Quais os limites da nanotecnologia?
Em alguns campos atingimos os limites físicos da miniaturização. É o caso dos transitores: torná-los ainda menores é praticamente impossível. Quanto ao restante, os limites ainda não foram alcançados. Para que uma tecnologia se torne interessante para uso em larga escala, ela deve trazer produtos com claro valor agregado e com custo de produção sustentável em relação ao desempenho oferecido.
Vou dar mais alguns exemplos: há quarenta anos que nos untamos com cremes de proteção solar que contêm nanopartículas de óxido de titânio para nos proteger dos raios ultravioleta, e cada um de nós utiliza dispositivos eletrônicos de todos os tipos (tablets, computadores, televisores com LED) baseados em pontos quânticos que nada mais são do que nanopartículas de materiais semicondutores.
O Prêmio Nobel de Química deste ano (2023) foi concedido justamente pela descoberta dos pontos quânticos. As nanotecnologias estão conosco… e estarão cada vez mais.
Existem riscos éticos em seu uso? Quais?
Como todas as tecnologias, as nanotecnologias não estão isentas de riscos. Existem tecnologias que são completamente inofensivas do ponto de vista orgânico: o uso de transistores nunca fez mal a ninguém. Mas outras são potencialmente perigosas para o corpo, como as nanopartículas utilizadas em certas aplicações industriais, uma vez que as nanopartículas podem penetrar na membrana celular e causar danos celulares.
As nanotecnologias são muitas e muito diferentes entre si, pelo que não é possível uma discussão generalizada sobre os riscos.
É claro que podem surgir outras questões, na verdade éticas, embora, por enquanto, seja difícil defini-las.
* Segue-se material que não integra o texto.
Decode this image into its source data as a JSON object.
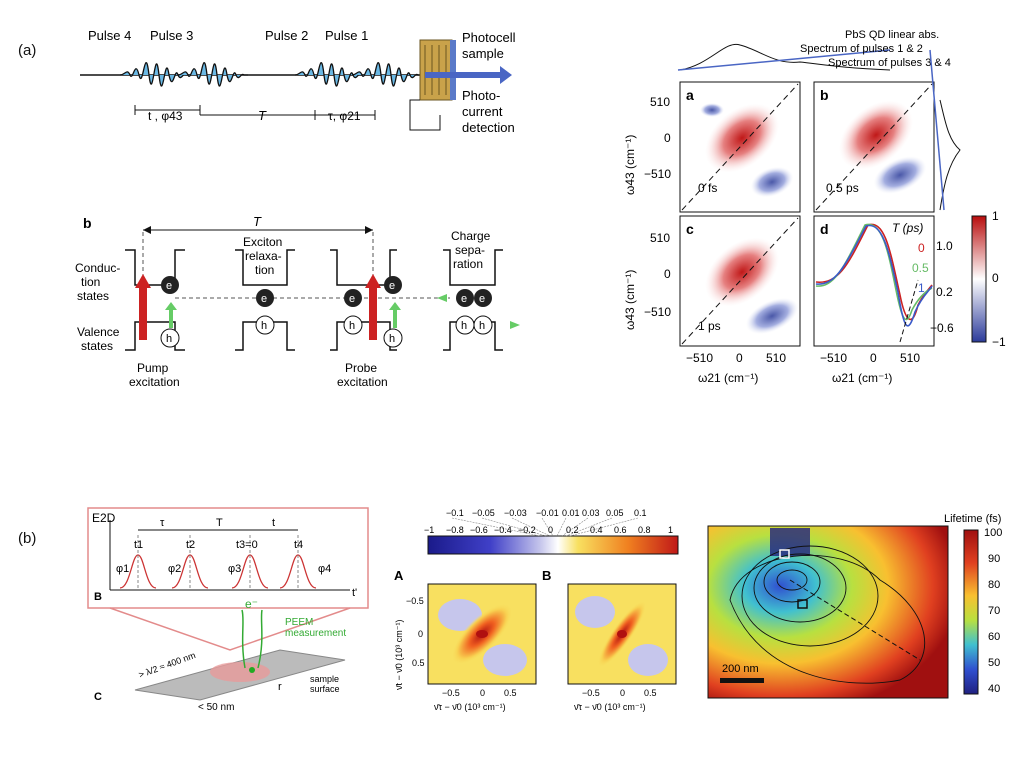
{
  "part_labels": {
    "a": "(a)",
    "b": "(b)"
  },
  "pulse_panel": {
    "pulse4": "Pulse 4",
    "pulse3": "Pulse 3",
    "pulse2": "Pulse 2",
    "pulse1": "Pulse 1",
    "t_label": "t , φ43",
    "T_label": "T",
    "tau_label": "τ, φ21",
    "sample_label": "Photocell sample",
    "detection_label": "Photo-current detection",
    "photocell": "Photocell",
    "sample": "sample",
    "photo": "Photo-",
    "current": "current",
    "detection": "detection"
  },
  "level_panel": {
    "letter": "b",
    "T_label": "T",
    "conduction": [
      "Conduc-",
      "tion",
      "states"
    ],
    "valence": [
      "Valence",
      "states"
    ],
    "exciton": [
      "Exciton",
      "relaxa-",
      "tion"
    ],
    "charge": [
      "Charge",
      "sepa-",
      "ration"
    ],
    "pump": [
      "Pump",
      "excitation"
    ],
    "probe": [
      "Probe",
      "excitation"
    ],
    "e": "e",
    "h": "h"
  },
  "twod_panel": {
    "legend1": "PbS QD linear abs.",
    "legend2": "Spectrum of pulses 1 & 2",
    "legend3": "Spectrum of pulses 3 & 4",
    "letters": [
      "a",
      "b",
      "c",
      "d"
    ],
    "times": [
      "0 fs",
      "0.5 ps",
      "1 ps"
    ],
    "y_ticks": [
      "510",
      "0",
      "−510"
    ],
    "x_ticks": [
      "−510",
      "0",
      "510"
    ],
    "ylabel": "ω43 (cm⁻¹)",
    "xlabel": "ω21 (cm⁻¹)",
    "d_title": "T (ps)",
    "d_legend": [
      "0",
      "0.5",
      "1"
    ],
    "d_yticks": [
      "1.0",
      "0.2",
      "−0.6"
    ],
    "cbar_ticks": [
      "1",
      "0",
      "−1"
    ]
  },
  "peem_panel": {
    "E2D": "E2D",
    "B": "B",
    "C": "C",
    "tau": "τ",
    "T": "T",
    "t": "t",
    "t1": "t1",
    "t2": "t2",
    "t3": "t3=0",
    "t4": "t4",
    "phi1": "φ1",
    "phi2": "φ2",
    "phi3": "φ3",
    "phi4": "φ4",
    "tprime": "t'",
    "electron": "e⁻",
    "peem": "PEEM",
    "measurement": "measurement",
    "lambda": "> λ/2 ≈ 400 nm",
    "fifty": "< 50 nm",
    "r": "r",
    "sample": "sample",
    "surface": "surface"
  },
  "colormap_panel": {
    "top_ticks": [
      "−0.1",
      "−0.05",
      "−0.03",
      "−0.01",
      "0.01",
      "0.03",
      "0.05",
      "0.1"
    ],
    "bottom_ticks": [
      "−1",
      "−0.8",
      "−0.6",
      "−0.4",
      "−0.2",
      "0",
      "0.2",
      "0.4",
      "0.6",
      "0.8",
      "1"
    ],
    "A": "A",
    "B": "B",
    "y_ticks": [
      "−0.5",
      "0",
      "0.5"
    ],
    "x_ticks": [
      "−0.5",
      "0",
      "0.5"
    ],
    "ylabel": "ν̄t − ν̄0 (10³ cm⁻¹)",
    "xlabel": "ν̄τ − ν̄0 (10³ cm⁻¹)"
  },
  "lifetime_panel": {
    "title": "Lifetime (fs)",
    "ticks": [
      "100",
      "90",
      "80",
      "70",
      "60",
      "50",
      "40"
    ],
    "scalebar": "200 nm"
  }
}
Um dos objetivos da nanotecnologia é, por exemplo, criar máquinas moleculares artificiais, imitando a natureza que, ao longo de milhares de milhões de anos de evolução, desenvolveu máquinas moleculares naturais eficientes, para as quais nós próprios existimos: são chamadas ribossomas, mitocôndrias, cinesinas ou realidade com outros nomes estranhos; são máquinas moleculares que possuem funções específicas, capazes de montar e transportar moléculas, portanto substâncias, para dentro e para fora de nossas células.
Se um dia conseguíssemos criar máquinas artificiais capazes de simular os processos dos organismos vivos, abrir-se-iam cenários extraordinários, mas também muito delicados e perturbadores. Neste momento é um pouco cedo para dizer se o progresso será suficiente para levantar questões éticas importantes deste tipo. O que não há dúvida é que todas as novas tecnologias, em geral, colocaram e colocam questões relevantes quanto ao uso e às finalidades.
Cada capítulo de seu livro é introduzido por citações de Primo Levi. Quão importante é para você combinar ciência, literatura e filosofia?
Costumo me referir a Primo Levi em meus livros porque ele é um autor, químico de profissão, que sempre demonstrou grande atenção ao impacto que a ciência teria na humanidade e em seu destino. Hoje caminhamos em direções nas quais as questões fundamentais sobre o porquê, sobre os benefícios, mas também sobre os problemas gerados pelas tecnologias, tornam-se cada vez mais prementes.
Falei acima sobre o smartphone: introduzido há 15 anos, ele produziu uma revolução social sem precedentes, fazendo com que muitos, especialmente os jovens, vivam hoje em mundos virtuais em vez de em mundos reais. As tecnologias podem, portanto, trazer bem-estar e uma vida agradável, mas implicam mudanças sociais muito profundas e rápidas, que precisam sempre ser avaliadas.
De vez em quando falo desses temas com colegas da área de humanidades, mas muito menos do que gostaria e muito pouco em comparação com o que considero necessário. Precisamos realmente pensar sobre aonde queremos ir e de que maneira.
Devo dizer que a ideia que tenho da inteligência artificial leva-me a antever impactos muito significativos no nosso futuro. Sabemos que existem organizações internacionais que questionam o controle destes processos, para não serem sobrecarregadas por eles. E isso é um bom sinal. Mas cada um de nós deve ser capaz de compreender o que está acontecendo para decidir, de alguma forma, o nosso futuro: o futuro da humanidade.